With the news filled with pictures over the past few days of patients being evacuated from New York City hospitals whose generators failed, David feels more than a little betrayed by those whose job it is to prevent the worst in a disaster.
“I’m astounded. Shouldn’t there be a second backup system for a hospital, when so many people could die because the first failed?”
One hospital manager told the Times of Israel on Thursday that hospitals were appealing to the military for gasoline to power the city’s ambulances as fuel runs out.
“In Mexico City, we have earthquakes and hurricanes, and we never have four days without power,” said Beatriz Munozcano, a student in her mid-twenties living in blacked-out southern Manhattan.
“The response is so bad because we’re not used to this,” said an elderly woman at Trader Joe’s supermarket on 72nd Street on Thursday night. With so few New York City supermarkets functioning, a line of over 100 people stretches around the block outside. “The city doesn’t know what to do about all of this.”
The New York Times published statements by all the major regional power and cellphone companies Thursday noting that large portions of New York and New Jersey might have to wait until November 11 for power to be restored, while cellphone reception is patchy at best, with no clear end in sight.

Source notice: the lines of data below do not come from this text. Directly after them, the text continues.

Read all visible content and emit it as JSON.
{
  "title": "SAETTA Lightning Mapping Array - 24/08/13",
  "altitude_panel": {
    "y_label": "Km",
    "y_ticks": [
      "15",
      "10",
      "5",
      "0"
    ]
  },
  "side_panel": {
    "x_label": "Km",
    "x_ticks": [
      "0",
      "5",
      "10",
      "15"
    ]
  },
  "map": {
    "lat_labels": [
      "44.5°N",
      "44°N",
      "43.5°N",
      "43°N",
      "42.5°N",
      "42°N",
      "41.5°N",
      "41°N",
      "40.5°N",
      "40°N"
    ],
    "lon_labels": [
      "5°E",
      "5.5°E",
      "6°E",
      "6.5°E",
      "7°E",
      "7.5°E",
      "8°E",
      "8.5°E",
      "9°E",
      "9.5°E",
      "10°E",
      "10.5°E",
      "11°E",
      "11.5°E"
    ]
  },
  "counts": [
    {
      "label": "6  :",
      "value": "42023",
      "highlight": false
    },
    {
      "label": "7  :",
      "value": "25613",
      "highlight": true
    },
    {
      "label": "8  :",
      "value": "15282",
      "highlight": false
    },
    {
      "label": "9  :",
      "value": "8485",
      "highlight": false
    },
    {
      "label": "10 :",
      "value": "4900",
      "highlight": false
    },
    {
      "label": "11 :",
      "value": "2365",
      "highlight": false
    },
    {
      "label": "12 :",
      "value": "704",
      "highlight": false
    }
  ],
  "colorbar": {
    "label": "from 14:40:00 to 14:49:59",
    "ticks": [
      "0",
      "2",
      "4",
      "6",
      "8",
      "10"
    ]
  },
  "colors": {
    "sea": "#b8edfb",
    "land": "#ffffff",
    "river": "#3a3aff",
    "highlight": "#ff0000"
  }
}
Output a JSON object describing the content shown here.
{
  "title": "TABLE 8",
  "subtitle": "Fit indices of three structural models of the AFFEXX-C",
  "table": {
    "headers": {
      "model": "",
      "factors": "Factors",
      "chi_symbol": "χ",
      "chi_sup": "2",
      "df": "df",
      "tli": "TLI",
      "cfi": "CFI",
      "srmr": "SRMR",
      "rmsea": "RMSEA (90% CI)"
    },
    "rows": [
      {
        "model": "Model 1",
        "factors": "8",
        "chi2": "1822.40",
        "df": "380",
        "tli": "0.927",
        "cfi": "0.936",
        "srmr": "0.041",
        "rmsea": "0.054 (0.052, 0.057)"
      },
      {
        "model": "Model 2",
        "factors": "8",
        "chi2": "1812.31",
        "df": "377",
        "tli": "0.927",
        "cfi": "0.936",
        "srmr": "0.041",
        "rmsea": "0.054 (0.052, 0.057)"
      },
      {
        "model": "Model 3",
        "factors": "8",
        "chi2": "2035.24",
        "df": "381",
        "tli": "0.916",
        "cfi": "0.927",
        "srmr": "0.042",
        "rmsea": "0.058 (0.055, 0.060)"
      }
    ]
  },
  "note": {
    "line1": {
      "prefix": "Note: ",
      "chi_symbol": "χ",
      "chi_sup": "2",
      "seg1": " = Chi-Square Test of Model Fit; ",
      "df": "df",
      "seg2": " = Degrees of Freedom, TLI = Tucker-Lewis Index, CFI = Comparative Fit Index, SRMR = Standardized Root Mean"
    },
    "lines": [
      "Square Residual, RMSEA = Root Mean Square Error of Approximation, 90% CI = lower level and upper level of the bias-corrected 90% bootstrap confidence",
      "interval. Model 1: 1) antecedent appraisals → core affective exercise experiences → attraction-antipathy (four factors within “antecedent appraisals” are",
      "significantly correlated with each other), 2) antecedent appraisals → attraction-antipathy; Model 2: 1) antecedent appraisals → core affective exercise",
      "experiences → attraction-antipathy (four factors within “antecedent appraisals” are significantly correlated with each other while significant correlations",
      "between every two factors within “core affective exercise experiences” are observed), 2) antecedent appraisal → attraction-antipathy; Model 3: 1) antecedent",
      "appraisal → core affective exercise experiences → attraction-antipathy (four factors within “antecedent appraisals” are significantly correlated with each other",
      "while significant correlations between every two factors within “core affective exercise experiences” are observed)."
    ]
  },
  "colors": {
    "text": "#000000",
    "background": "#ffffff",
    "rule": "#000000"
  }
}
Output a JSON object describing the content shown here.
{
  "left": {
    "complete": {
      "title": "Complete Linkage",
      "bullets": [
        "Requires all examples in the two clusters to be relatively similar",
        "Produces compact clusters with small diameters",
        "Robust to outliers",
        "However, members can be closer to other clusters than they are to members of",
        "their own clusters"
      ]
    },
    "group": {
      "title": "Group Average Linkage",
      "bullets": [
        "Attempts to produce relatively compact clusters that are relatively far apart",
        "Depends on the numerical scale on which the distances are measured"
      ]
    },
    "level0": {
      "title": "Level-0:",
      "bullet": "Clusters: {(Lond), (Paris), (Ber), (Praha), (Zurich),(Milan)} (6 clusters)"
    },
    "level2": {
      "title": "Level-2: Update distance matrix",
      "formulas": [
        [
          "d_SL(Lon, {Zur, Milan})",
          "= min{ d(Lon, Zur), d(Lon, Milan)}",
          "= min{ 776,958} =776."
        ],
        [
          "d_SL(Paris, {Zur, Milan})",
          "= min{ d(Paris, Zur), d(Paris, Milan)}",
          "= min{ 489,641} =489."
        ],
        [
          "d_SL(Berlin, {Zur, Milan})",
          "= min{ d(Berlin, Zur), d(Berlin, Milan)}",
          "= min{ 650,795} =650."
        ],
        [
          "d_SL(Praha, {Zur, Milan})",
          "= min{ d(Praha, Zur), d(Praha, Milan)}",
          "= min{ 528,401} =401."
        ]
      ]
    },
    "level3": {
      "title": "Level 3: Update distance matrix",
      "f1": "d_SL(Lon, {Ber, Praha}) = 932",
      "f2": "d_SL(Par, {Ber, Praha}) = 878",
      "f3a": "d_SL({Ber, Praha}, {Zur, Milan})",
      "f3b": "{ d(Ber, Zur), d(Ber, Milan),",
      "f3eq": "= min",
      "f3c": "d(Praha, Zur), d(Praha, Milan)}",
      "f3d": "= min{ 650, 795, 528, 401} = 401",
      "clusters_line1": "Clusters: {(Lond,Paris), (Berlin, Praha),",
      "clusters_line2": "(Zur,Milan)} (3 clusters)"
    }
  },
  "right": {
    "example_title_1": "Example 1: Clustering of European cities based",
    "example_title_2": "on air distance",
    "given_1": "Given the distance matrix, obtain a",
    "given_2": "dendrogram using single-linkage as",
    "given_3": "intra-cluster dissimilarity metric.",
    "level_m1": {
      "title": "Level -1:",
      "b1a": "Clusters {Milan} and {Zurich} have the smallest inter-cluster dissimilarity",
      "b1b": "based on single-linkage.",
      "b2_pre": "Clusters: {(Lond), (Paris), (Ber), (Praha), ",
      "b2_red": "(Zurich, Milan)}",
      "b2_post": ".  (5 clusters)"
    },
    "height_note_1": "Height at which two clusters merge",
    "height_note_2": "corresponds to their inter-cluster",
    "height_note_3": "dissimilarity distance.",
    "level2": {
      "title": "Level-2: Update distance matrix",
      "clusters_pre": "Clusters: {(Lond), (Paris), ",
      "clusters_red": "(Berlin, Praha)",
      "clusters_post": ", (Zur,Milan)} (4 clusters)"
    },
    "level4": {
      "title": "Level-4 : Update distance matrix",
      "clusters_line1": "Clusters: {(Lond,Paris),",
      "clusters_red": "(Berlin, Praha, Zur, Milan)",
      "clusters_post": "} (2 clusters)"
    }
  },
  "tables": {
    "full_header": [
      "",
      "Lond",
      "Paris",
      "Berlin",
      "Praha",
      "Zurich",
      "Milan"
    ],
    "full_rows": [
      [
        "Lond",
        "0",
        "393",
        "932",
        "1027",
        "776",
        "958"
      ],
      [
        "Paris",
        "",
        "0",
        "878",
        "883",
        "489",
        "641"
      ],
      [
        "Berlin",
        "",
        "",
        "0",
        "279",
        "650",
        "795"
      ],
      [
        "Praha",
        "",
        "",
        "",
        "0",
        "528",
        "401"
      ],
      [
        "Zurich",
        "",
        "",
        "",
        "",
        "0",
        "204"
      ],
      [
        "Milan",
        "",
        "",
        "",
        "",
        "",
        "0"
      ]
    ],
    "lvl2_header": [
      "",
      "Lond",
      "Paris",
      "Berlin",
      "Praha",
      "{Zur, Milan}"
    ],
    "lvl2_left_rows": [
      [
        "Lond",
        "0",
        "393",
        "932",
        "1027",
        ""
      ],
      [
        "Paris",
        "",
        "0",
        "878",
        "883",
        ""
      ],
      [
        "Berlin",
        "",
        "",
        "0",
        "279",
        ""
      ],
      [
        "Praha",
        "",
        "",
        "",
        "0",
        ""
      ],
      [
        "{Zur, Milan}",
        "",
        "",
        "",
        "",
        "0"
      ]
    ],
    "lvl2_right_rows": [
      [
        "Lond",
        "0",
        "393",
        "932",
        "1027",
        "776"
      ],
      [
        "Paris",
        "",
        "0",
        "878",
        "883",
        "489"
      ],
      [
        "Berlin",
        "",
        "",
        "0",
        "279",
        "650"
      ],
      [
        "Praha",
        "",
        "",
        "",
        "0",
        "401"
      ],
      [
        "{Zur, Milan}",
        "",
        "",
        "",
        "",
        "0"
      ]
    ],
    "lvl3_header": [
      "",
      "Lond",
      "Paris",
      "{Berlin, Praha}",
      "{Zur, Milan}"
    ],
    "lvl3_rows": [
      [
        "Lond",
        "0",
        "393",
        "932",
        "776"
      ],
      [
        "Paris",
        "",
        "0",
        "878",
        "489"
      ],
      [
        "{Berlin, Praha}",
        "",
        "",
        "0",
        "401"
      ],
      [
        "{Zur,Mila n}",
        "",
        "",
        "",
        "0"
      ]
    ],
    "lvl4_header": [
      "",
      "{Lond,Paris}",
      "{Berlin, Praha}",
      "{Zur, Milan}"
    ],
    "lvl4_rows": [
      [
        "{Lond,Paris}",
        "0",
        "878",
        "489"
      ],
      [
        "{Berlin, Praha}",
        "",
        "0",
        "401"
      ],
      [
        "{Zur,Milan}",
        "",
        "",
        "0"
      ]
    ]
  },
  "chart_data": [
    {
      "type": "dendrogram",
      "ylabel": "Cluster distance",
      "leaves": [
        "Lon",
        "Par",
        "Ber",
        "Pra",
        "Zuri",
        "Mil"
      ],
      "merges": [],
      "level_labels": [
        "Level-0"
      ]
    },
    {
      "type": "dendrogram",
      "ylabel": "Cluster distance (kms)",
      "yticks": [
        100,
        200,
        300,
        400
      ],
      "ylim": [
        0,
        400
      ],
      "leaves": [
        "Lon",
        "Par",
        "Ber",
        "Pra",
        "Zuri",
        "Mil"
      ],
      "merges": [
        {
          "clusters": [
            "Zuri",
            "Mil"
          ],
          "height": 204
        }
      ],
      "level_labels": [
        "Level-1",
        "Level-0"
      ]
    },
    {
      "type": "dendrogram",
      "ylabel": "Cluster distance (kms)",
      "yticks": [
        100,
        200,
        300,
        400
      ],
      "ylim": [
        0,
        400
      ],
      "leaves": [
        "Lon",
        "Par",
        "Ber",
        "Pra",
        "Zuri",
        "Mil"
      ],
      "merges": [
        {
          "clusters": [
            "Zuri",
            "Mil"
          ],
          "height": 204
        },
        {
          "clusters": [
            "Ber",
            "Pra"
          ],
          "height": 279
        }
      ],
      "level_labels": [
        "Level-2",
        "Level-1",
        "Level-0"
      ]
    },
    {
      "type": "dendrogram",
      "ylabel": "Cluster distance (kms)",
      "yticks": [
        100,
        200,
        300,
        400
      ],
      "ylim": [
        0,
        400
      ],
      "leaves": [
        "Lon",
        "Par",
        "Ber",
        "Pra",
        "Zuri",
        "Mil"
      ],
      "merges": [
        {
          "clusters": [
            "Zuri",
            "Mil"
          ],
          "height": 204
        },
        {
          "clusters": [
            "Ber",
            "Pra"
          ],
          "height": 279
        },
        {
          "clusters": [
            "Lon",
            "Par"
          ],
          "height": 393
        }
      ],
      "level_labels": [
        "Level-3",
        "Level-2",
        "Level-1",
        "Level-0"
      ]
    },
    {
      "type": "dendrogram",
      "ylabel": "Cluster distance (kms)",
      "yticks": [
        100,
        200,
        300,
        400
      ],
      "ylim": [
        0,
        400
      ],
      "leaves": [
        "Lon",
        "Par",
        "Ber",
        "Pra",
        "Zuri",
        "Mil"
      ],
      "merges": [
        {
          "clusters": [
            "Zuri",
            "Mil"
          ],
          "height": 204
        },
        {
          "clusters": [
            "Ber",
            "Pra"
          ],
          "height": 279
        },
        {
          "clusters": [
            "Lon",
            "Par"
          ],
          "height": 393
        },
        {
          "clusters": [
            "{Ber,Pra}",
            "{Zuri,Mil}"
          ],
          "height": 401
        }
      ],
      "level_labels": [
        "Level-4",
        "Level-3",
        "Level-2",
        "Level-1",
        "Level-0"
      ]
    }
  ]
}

While New Yorkers continue to huddle in the dark, politicians seem to be tripping over themselves to praise one another in a bipartisan show of support for how great a job they’re all doing.
“I want to just let you know that your governor is working overtime to make sure that, as soon as possible, everybody can get back to normal,” President Obama told New Jersey’s residents about their Republican governor.
Obama “sprung into action immediately” to help those affected by the hurricane, Christie assured Americans.
“Officials and experts praising FEMA for its response to Hurricane Sandy,” declared a Washington Post headline on Friday.
Obama will tackle climate change, said New York Mayor Michael Bloomberg in an endorsement of the president published Thursday.
“I do wonder what this would all sound like if it was taking place two weeks from now,” said one longtime political operative. After the hyper-sensitive moments just days before an election, would politicians be so quick to praise, as long days and nights pass without respite for the worst-hit areas?
“We’re in the middle of New York City and don’t have power,” a Manhattanite said Friday morning.
New Yorkers like to believe they inhabit the world’s essential city, the indispensable financial and cultural hub of urban humanity.
Speak to them now and you’ll hear a different story.